You probably think the Wan 2.1 LongCat model is just for extending video clips or making avatars talk. Most people use it to make an avatar speak for ten or twenty seconds, and it works great for that. But I found a hidden switch inside this workflow that changes everything.
If you change just one number, this exact same model stops looking at your image and turns into a full text to video generator. It creates a completely new character from scratch just from your words.
In this post, I am going to show you how to use this Overlap 0 hack. I will also show you the exact settings you need to fix the big eyes bug and why the new default is 93 frames.
The Files You Need to Download
First, let’s make sure you have the right files. Since this is a special LongCat workflow, you cannot just use the normal Wan model. I checked the requirements and here is the list of files you must have.
- LongCat TI2V Comfy FP8 is the main checkpoint you need. I use the FP8 version because it fits on my GPU easily.
- LongCat Distill LoRA is required to make the render fast. Do not skip this file or it will be very slow.
- Wan 2.1 VAE is needed for the correct colors.
- UMT5 XXL FP8 is the text encoder that understands your prompt.
- Clip Vision H is required since we are doing Image to Video initially.
I recommend you double check your folder to ensure you have all of these before you start ComfyUI.
Why I Use 93 Frames Now
Now, you may notice that something different in this new workflow. In this old version, we always used 81 frames it was the standard for a 5 second clip. But Kijai updated for the workflow, and now the default is 93 frames.
Why did he change it?
It comes down to how the model sees time. Wan 2.1 does not see individual frames. It processes video in blocks of 4. If you use 81 frames, that is exactly 20 blocks. But the community found a sweet spot.
The model can actually handle 23 blocks, which is 93 frames, without using much more VRAM or breaking the video. You are essentially squeezing out almost an extra second of footage for free. It gives you 5.8 seconds total. It is the maximum safe limit before the quality starts to drop. So I just leave it at 93 because it is better value for your compute.
The Overlap 0 Hack for Text to Video
Now, here is the trick I mentioned at the start. A user on Reddit discovered this, and I tested it myself.
Go to the node called WanVideo LongCat Avatar Extend Embeds. Usually, you set the overlap to 14 or 16. This tells the model to look at your avatar image and extend it.
But if you change this Overlap to 0, you break that connection. The model stops looking at your image entirely. It switches to Text to Video mode.
You do not need to disconnect the image nodes or change the workflow.
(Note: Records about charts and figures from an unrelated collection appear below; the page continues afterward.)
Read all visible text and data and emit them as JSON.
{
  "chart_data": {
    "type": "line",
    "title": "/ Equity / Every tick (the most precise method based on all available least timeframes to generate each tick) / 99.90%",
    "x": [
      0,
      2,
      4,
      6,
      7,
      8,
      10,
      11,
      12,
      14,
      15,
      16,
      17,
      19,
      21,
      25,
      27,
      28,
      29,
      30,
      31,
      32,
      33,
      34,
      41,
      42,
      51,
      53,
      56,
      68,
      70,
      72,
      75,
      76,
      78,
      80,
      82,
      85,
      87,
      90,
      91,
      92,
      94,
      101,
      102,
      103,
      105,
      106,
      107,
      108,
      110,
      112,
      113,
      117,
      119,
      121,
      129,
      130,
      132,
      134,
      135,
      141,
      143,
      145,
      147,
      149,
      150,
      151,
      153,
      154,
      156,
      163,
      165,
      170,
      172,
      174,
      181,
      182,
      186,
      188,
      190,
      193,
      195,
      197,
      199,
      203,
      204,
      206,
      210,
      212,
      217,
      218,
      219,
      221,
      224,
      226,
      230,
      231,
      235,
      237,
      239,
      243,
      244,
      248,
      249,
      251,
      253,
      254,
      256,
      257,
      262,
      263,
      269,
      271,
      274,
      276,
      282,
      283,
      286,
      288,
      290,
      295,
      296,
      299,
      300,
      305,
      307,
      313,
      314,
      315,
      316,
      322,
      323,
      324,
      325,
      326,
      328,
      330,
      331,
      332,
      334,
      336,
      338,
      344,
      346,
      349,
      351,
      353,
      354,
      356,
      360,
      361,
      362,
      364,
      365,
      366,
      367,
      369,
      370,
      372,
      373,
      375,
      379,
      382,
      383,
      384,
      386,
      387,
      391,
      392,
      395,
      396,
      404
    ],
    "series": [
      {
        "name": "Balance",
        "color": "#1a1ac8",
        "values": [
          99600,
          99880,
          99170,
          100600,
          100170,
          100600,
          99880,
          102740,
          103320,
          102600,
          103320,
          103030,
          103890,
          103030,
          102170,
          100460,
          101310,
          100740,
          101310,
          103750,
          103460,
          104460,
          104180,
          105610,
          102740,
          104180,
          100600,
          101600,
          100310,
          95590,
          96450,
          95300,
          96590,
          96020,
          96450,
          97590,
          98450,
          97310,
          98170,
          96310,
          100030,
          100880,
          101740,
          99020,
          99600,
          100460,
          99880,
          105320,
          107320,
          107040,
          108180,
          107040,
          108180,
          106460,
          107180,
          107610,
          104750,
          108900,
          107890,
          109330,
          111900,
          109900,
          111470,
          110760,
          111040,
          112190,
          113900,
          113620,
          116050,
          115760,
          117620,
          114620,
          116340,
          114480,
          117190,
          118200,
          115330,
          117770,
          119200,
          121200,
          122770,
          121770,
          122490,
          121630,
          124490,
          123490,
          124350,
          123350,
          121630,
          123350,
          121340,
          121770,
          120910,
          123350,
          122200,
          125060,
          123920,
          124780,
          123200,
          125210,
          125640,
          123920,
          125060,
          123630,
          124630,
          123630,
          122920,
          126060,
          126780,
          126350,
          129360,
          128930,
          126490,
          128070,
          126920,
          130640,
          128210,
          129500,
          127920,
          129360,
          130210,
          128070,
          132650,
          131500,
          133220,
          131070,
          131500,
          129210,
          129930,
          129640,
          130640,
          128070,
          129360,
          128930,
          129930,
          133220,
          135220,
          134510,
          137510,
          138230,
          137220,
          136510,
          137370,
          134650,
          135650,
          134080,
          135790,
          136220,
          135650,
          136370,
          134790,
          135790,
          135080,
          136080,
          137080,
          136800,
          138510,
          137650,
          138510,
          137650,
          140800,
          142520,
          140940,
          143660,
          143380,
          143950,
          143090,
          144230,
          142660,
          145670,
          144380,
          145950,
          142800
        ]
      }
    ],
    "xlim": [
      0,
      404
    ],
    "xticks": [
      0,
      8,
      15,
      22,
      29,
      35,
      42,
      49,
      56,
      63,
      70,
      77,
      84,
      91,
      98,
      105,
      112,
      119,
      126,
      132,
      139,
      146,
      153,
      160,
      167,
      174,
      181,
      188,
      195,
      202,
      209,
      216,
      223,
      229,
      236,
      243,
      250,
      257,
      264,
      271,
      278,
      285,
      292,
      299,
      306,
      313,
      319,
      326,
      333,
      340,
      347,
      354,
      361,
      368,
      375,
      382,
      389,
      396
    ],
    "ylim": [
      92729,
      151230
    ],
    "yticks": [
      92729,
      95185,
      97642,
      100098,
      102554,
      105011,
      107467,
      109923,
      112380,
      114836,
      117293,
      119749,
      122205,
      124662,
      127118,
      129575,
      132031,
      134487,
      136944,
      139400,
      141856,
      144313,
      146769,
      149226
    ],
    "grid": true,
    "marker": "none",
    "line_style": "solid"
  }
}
Just type a prompt like “A cinematic shot of a cyberpunk girl in neon rain” and set overlap to 0 and hit Queue. It will generate a brand new person from scratch.
So remember this simple rule. Use Overlap 14 for your Avatar. Use Overlap 0 for a New Character.
Resolution and Speed Settings
Before we generate, we need to fix your resolution and most important for speed is attention Mode.
For This Model Do not use 1080p. I know you want 1080p, but the model was not trained on it. If you force it to 1920 by 1080, the face will distort, this will crash ComfyUI.
For the best quality, stick to 1280 by 720 for landscape. Or use 720 by 1280 for portrait. If you have a smaller Gpu like a 12 GB one, use 832 by 480. It is much faster Give you better quality result.
Also, check your Attention mode. Make sure you are using Flash Attention and not Sage Attention. In my tests, Flash Attention is significantly faster on Windows and If you see error messages about Sage attention in your console, switch to Flash or SDPA immediately.